Le cause esatte responsabili dell’insorgenza delle afte non sono ancora note, ma negli anni la ricerca ha individuato diversi fattori scatenanti e predisponenti:

  • predisposizione genetica: bambini nati da genitori entrambi affetti da aftosi presentano a loro volta una frequente insorgenza di afte;
  • malattie gastroenterologiche caratterizzate da malassorbimento intestinale:
  • difetti di funzionalità dei neutrofili, cellule che costituiscono una porzione dei nostri globuli bianchi (neutropenia ciclica);
  • carenza di minerali e vitamine:
    • ferro,
    • zinco,
    • vitamina B9 (acido folico),
    • vitamina B12,
    • vitamina D;
  • consumo di alcuni alimenti:
    • cannella,
    • agrumi,
    • fichi,
    • ananas;
  • fattori ormonali: è stata dimostrata l’esacerbazione delle lesioni aftose durante la fase luteale del ciclo mestruale (fase che dura 14 giorni ed è compresa tra l’ovulazione e la mestruazione) e durante la menopausa;
  • traumi locali fisici o chimici, ad esempio legati a procedure dentistiche;
  • infezioni locali che possono scatenare o perpetuare l’aftosi orale sono tuttora oggetto di ricerche scientifiche: è stato discusso il ruolo sia delle infezioni batteriche (Streptococcus oralis, Helicobacter pylori) che virali (virus herpes simplex 1 e 2, citomegalovirus, virus di Epstein Barr, virus dell’immunodeficienza umana [HIV]);
  • stress fisico e/o psicologico.

Trasmissione e contagiosità

In assenza di infezioni in atto, che andrebbero sempre ricercate ed escluse in presenza di stomatite aftosa, le afte orali e quelle genitali non sono contagiose.

Sintomi

L’afta si presenta come una piccola ulcerazione, ovvero una perdita di sostanza, della mucosa orale (specialmente la superficie interna delle guance, delle labbra e la lingua) o della mucosa genitale.

Classicamente l’afta è dolente, di forma ovalare o tondeggiante, con margini netti, circondata da un alone di color rosso acceso e con un fondo giallastro o grigio.

Le afte sono spesso precedute da una sensazione di bruciore e si sviluppano in 24-48 ore.

Clinicamente le afte orali possono presentarsi sotto tre forme:

  • aftosi minore,
  • maggiore
  • ed erpetiforme.

L’aftosi orale minore è la forma più frequente, rappresenta l’80% dei casi e si presenta prevalentemente nei bambini e durante l’adolescenza.

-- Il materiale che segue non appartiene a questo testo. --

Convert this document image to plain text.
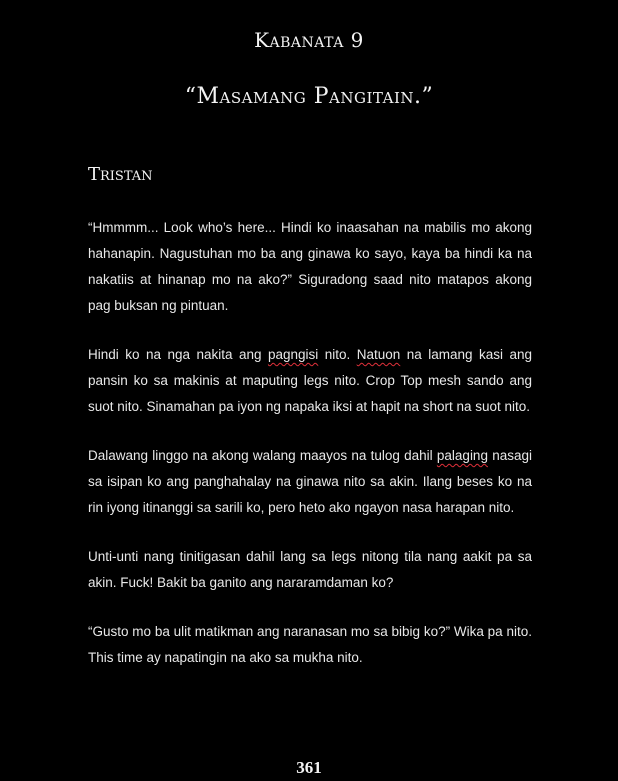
Kabanata 9
“Masamang Pangitain.”
Tristan

“Hmmmm... Look who’s here... Hindi ko inaasahan na mabilis mo akong hahanapin. Nagustuhan mo ba ang ginawa ko sayo, kaya ba hindi ka na nakatiis at hinanap mo na ako?” Siguradong saad nito matapos akong pag buksan ng pintuan.

Hindi ko na nga nakita ang pagngisi nito. Natuon na lamang kasi ang pansin ko sa makinis at maputing legs nito. Crop Top mesh sando ang suot nito. Sinamahan pa iyon ng napaka iksi at hapit na short na suot nito.

Dalawang linggo na akong walang maayos na tulog dahil palaging nasagi sa isipan ko ang panghahalay na ginawa nito sa akin. Ilang beses ko na rin iyong itinanggi sa sarili ko, pero heto ako ngayon nasa harapan nito.

Unti-unti nang tinitigasan dahil lang sa legs nitong tila nang aakit pa sa akin. Fuck! Bakit ba ganito ang nararamdaman ko?

“Gusto mo ba ulit matikman ang naranasan mo sa bibig ko?” Wika pa nito. This time ay napatingin na ako sa mukha nito.

361
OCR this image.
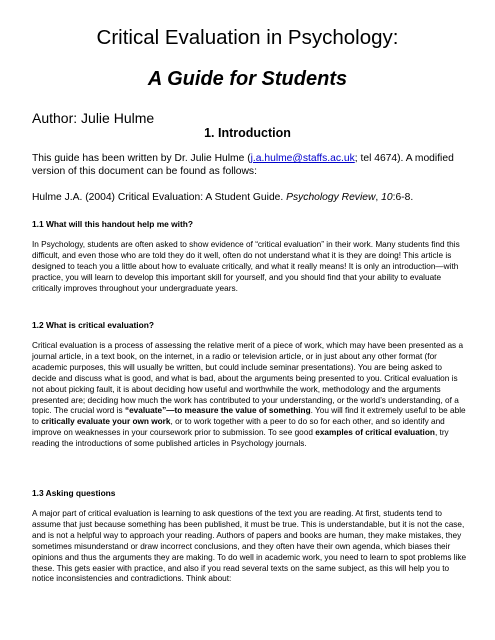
Critical Evaluation in Psychology:
A Guide for Students

Author: Julie Hulme

1. Introduction

This guide has been written by Dr. Julie Hulme (j.a.hulme@staffs.ac.uk; tel 4674). A modified version of this document can be found as follows:

Hulme J.A. (2004) Critical Evaluation: A Student Guide. Psychology Review, 10:6-8.

1.1 What will this handout help me with?

In Psychology, students are often asked to show evidence of “critical evaluation” in their work. Many students find this difficult, and even those who are told they do it well, often do not understand what it is they are doing! This article is designed to teach you a little about how to evaluate critically, and what it really means! It is only an introduction—with practice, you will learn to develop this important skill for yourself, and you should find that your ability to evaluate critically improves throughout your undergraduate years.

1.2 What is critical evaluation?

Critical evaluation is a process of assessing the relative merit of a piece of work, which may have been presented as a journal article, in a text book, on the internet, in a radio or television article, or in just about any other format (for academic purposes, this will usually be written, but could include seminar presentations). You are being asked to decide and discuss what is good, and what is bad, about the arguments being presented to you. Critical evaluation is not about picking fault, it is about deciding how useful and worthwhile the work, methodology and the arguments presented are; deciding how much the work has contributed to your understanding, or the world’s understanding, of a topic. The crucial word is “evaluate”—to measure the value of something. You will find it extremely useful to be able to critically evaluate your own work, or to work together with a peer to do so for each other, and so identify and improve on weaknesses in your coursework prior to submission. To see good examples of critical evaluation, try reading the introductions of some published articles in Psychology journals.

1.3 Asking questions

A major part of critical evaluation is learning to ask questions of the text you are reading. At first, students tend to assume that just because something has been published, it must be true. This is understandable, but it is not the case, and is not a helpful way to approach your reading. Authors of papers and books are human, they make mistakes, they sometimes misunderstand or draw incorrect conclusions, and they often have their own agenda, which biases their opinions and thus the arguments they are making. To do well in academic work, you need to learn to spot problems like these. This gets easier with practice, and also if you read several texts on the same subject, as this will help you to notice inconsistencies and contradictions. Think about:
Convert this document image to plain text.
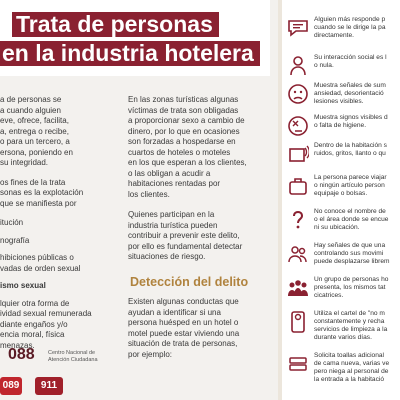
Trata de personas
en la industria hotelera

a de personas se
a cuando alguien
eve, ofrece, facilita,
a, entrega o recibe,
o para un tercero, a
ersona, poniendo en
su integridad.

os fines de la trata
sonas es la explotación
que se manifiesta por

itución
nografía
hibiciones públicas o
vadas de orden sexual
ismo sexual
lquier otra forma de
ividad sexual remunerada
diante engaños y/o
encia moral, física
menazas.

En las zonas turísticas algunas
víctimas de trata son obligadas
a proporcionar sexo a cambio de
dinero, por lo que en ocasiones
son forzadas a hospedarse en
cuartos de hoteles o moteles
en los que esperan a los clientes,
o las obligan a acudir a
habitaciones rentadas por
los clientes.

Quienes participan en la
industria turística pueden
contribuir a prevenir este delito,
por ello es fundamental detectar
situaciones de riesgo.

Detección del delito

Existen algunas conductas que
ayudan a identificar si una
persona huésped en un hotel o
motel puede estar viviendo una
situación de trata de personas,
por ejemplo:

088 Centro Nacional de
Atención Ciudadana
089	911
Alguien más responde p
cuando se le dirige la pa
directamente.
Su interacción social es l
o nula.
Muestra señales de sum
ansiedad, desorientació
lesiones visibles.
Muestra signos visibles d
o falta de higiene.
Dentro de la habitación s
ruidos, gritos, llanto o qu
La persona parece viajar
o ningún artículo person
equipaje o bolsas.
No conoce el nombre de
o el área donde se encue
ni su ubicación.
Hay señales de que una
controlando sus movimi
puede desplazarse librem
Un grupo de personas ho
presenta, los mismos tat
cicatrices.
Utiliza el cartel de "no m
constantemente y recha
servicios de limpieza a la
durante varios días.
Solicita toallas adicional
de cama nueva, varias ve
pero niega al personal de
la entrada a la habitació
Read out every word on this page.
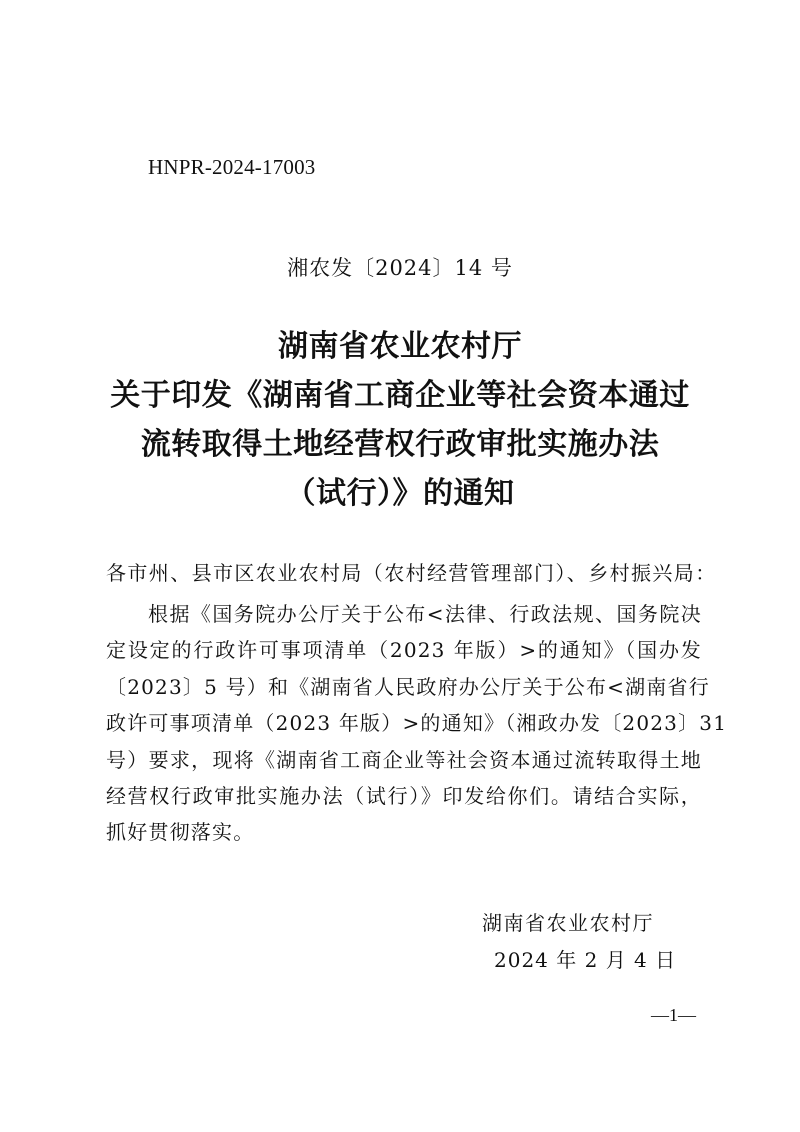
HNPR-2024-17003
湘农发〔2024〕14 号
湖南省农业农村厅
关于印发《湖南省工商企业等社会资本通过
流转取得土地经营权行政审批实施办法
（试行）》的通知
各市州、县市区农业农村局（农村经营管理部门）、乡村振兴局：
根据《国务院办公厅关于公布<法律、行政法规、国务院决
定设定的行政许可事项清单（2023 年版）>的通知》（国办发
〔2023〕5 号）和《湖南省人民政府办公厅关于公布<湖南省行
政许可事项清单（2023 年版）>的通知》（湘政办发〔2023〕31
号）要求，现将《湖南省工商企业等社会资本通过流转取得土地
经营权行政审批实施办法（试行）》印发给你们。请结合实际，
抓好贯彻落实。
湖南省农业农村厅
2024 年 2 月 4 日
—1—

È caratterizzata da afte classiche, dolenti, di piccole dimensioni (diametro di 2-4 millimetri) in numero variabile da 1 a 6, localizzate prevalentemente nello spazio compreso tra le guance e le gengive. La durata è di 7-10 giorni e la risoluzione è spontanea, senza lasciare cicatrici.

L’aftosi orale maggiore (10% dei casi) si verifica soprattutto durante l’adolescenza ed è caratterizzata da lesioni aftose dolenti di grandi dimensioni (diametro fino a 10 millimetri e talvolta anche più grandi), in numero fino a 10 e localizzate in tutte le aree possibili della bocca. Possono durare fino ad un mese o anche oltre e si risolvono esitando in piccole cicatrici.

L’aftosi erpetiforme si presenta con lesioni di piccole dimensioni (diametro di circa 2 millimetri), in numero variabile da 10 a 100, che possono confluire a formare ulcere più grandi; le lesioni interessano ogni area della cavità orale ma soprattutto la superficie inferiore della lingua e si risolvono nell’arco di 10-30 giorni. Questo tipo di aftosi si verifica in soggetti adulti soprattutto di sesso femminile.

Diagnosi

La diagnosi di aftosi orale è clinica (ossia visiva), in quanto l’afta classica è ben riconoscibile:

  • forma rotonda o ovale,
  • margine netto,
  • alone color rosso vivo,
  • fondo giallo o grigio,
  • dolore locale.

Bisogna comunque valutare i possibili fattori associati o scatenanti, che tuttavia non sempre sono presenti.

Tramite degli esami del sangue si possono misurare i livelli di ferro, zinco, vitamina B9, vitamina B12, vitamina D e la conta dei neutrofili (la quota dei globuli bianchi che ci protegge dalle infezioni batteriche); l’eventuale intolleranza al glutine che caratterizza la malattia celiaca si può considerare innanzitutto mediante degli esami del sangue specifici (anticorpi anti trans-glutaminasi) da confermare poi con indagini gastroenterologiche mirate; l’associazione con eventuali infezioni locali o sistemiche si potrà valutare mediante esami del sangue (test per l’HIV, ricerca degli anticorpi anti Helicobacter pylori) o mediante specifici tamponi da eseguire sulle lesioni mucose in fase attiva per la ricerca dei virus possibilmente implicati.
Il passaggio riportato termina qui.